Appreciation is often forgotten. To focus on good things, we should be thankful for and remember them more often. Keeping in mind that what we have at the moment, is missing by many. Good things go often unrecognised and are taken for granted. It is vital to think about them occasionally. So, what do I appreciate in my life in Finland?
- It’s safe here. You don’t need to worry about going home alone at night or letting your bag freely on a bench while playing with kids on the playground. If you lost your gloves in the winter, you can be sure they will be found hanging on a tree, at the bus stop etc. Your bikes or sports equipment can just stand in front of your house unlocked and nothing will most probably happen.
- People follow the rules. It is predictable and that is conforming. If you are allowed to go 40 km/hour, most people will drive accordingly. Cars with Estonian register plate numbers are often exceptions to this rule 🙂 You can let your children go alone to school or play on the street because you don’t have to worry about the ignorance of drivers. Everyone is super considerate. And people also don’t mind letting you know when you break the rules. Sometimes politely, sometimes less 🙂 There must be some order established, so I take it easy.

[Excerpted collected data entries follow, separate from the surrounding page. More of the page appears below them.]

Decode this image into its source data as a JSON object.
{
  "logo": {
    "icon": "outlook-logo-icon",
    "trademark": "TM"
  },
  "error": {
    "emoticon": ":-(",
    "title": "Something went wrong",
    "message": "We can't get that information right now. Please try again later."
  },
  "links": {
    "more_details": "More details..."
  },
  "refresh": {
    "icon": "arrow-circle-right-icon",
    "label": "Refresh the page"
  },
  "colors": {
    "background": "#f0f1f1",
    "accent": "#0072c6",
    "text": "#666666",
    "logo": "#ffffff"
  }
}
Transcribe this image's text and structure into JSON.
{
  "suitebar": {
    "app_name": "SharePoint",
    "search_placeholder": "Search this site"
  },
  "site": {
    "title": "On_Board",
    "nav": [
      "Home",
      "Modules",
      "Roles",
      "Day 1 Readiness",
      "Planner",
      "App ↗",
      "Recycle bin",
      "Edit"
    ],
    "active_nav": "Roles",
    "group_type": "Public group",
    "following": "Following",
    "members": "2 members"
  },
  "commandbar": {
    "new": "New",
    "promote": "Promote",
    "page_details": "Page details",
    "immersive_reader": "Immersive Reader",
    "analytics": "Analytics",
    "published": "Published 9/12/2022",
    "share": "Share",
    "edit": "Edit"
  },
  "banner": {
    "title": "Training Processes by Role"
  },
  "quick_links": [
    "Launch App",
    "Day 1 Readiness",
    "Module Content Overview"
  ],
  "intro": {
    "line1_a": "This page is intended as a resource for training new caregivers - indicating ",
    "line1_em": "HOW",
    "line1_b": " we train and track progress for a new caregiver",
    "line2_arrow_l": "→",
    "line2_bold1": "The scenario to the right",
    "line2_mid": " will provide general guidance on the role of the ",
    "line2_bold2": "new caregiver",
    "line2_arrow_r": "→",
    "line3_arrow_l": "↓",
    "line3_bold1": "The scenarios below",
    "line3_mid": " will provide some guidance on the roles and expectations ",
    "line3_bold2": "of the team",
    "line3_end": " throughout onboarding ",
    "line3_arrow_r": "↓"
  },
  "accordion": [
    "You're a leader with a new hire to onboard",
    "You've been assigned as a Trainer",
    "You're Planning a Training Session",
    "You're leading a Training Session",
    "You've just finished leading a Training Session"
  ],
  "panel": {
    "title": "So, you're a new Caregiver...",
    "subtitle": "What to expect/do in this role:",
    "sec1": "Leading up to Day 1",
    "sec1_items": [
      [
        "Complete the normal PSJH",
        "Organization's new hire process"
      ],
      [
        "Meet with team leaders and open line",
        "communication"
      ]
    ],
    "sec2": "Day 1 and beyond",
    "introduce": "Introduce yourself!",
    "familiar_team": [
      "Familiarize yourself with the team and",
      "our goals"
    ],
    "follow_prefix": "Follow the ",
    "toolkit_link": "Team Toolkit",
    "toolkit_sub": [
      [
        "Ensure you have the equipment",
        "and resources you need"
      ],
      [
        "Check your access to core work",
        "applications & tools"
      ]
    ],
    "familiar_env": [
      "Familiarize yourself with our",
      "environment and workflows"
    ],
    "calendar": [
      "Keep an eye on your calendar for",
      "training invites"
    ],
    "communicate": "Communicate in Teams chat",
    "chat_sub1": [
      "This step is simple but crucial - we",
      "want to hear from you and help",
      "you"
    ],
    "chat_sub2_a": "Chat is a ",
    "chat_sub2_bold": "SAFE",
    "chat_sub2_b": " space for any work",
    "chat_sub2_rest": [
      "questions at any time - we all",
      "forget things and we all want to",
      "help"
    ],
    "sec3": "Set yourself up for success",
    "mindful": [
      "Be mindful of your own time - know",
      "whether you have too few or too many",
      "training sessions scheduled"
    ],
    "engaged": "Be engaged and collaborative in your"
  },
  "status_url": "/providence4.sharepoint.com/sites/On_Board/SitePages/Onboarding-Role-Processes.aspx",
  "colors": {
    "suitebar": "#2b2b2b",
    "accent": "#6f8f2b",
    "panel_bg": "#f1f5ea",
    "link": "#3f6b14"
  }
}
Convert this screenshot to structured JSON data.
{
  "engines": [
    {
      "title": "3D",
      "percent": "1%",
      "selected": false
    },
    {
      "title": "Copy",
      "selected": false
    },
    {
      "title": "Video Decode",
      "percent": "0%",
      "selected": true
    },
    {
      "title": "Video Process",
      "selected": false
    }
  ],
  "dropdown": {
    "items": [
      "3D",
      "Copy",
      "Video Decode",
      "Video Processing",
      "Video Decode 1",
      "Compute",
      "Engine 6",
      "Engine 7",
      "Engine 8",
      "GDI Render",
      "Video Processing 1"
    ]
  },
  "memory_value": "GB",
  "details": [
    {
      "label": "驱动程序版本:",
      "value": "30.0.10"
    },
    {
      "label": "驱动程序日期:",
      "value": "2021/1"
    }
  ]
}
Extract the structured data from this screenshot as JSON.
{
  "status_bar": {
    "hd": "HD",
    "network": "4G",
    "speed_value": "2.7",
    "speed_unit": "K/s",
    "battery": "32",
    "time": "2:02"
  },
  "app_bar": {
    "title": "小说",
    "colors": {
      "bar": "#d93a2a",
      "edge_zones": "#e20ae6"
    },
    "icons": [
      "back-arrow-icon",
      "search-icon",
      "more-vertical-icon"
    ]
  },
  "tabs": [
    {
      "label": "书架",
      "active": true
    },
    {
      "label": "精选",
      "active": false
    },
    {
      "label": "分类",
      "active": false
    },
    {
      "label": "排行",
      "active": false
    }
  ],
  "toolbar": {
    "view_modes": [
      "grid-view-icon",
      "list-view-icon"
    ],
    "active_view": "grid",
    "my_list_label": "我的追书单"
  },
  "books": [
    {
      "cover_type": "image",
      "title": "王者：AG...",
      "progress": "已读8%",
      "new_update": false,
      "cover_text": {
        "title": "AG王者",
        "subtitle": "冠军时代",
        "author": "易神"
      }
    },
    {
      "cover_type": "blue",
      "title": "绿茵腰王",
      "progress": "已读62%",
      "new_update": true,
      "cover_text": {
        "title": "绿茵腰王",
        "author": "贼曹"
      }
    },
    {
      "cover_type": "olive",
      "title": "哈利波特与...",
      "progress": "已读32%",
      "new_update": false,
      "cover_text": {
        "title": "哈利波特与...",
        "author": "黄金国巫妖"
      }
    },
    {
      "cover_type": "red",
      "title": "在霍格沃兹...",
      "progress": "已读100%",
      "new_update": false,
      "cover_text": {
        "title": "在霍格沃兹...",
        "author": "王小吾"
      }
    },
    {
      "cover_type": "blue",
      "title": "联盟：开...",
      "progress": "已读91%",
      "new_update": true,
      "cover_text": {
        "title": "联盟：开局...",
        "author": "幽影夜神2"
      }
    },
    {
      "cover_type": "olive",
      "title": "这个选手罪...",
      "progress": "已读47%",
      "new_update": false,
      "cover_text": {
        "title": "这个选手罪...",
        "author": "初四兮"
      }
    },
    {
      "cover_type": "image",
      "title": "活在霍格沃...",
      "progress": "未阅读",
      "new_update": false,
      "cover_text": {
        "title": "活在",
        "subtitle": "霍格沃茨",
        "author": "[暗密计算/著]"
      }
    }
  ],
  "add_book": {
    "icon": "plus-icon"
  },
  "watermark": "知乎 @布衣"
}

- Love for repetition. The same as above: It is predictable and that is conforming. Every morning oatmeal, every Friday sauna, sausage for every BBQ 🙂 It reminds me of a long-term relationship. There is nothing much that will surprise you. It is not exciting as it was when you started dating, but it is comfortable to predict your partner’s every move. After all, you still remember the qualities of your partner. The partner might be predictable and of good quality too 🙂
- Work is not your home. Balancing personal and work life is being taken seriously. It is not expecting you to work overtime, long hours, or come sick to work. Well-being and a stressless work environment are seen as important.
- People can be trusted. Finns are surely not the most passionate nation in the world, but you can rely on them, you can trust them. What they promise, they will deliver. For the last ski holidays, we went with friends to a cottage. When I made a booking, I immediately asked if need to send a deposit. No, said the owner. We did not pay when we arrived, nor when we left the cottage. The invoice came like 1,5 months after the holidays. General trust for people. This is hardly possible in Slovakia. If you order accommodation (or almost anything else), you have to pay before your arrival, or on your arrival at the latest.
- Children are precious. Children and their well-being are recognised as important. People ask for their opinion and involve them in many decision-making processes from an early age. Adults are sincerely interested in them. I have witnessed already a few times, how people immediately approached a crying child who seemed to be lost on the street or shopping mole. Just for your information, I remember some experiment done in Slovakia many years ago, where from 10 people who passed the crying child, only 1 approached him and asked what is happening.
- Appointments on a concrete date and time. I know, this might sounds silly. But you would not believe how big thing it is. Just today I spoke with my dad. He needs to come and wait in line in front of the health care centre sometimes at 5.30 in the morning. At 7.00 they let them in and it’s not granted he will meet the doctor. The doctor might have a limit for 20 patients and if you were at 5.30 already 22nd in the line, you have to come some other day. The crazy system, that has not been fixed in decades.
Small things, big things, hard to evaluate. But important to make them visible. Because ex-pat life is about many good things and good experiences you can gain while living abroad. Many many possibilities for how to be thankful for what you have and what you have the opportunity to explore. My list is not comprehensive, but it does not need to be. This is what I can see today. Tomorrow might bring something else. Be grateful.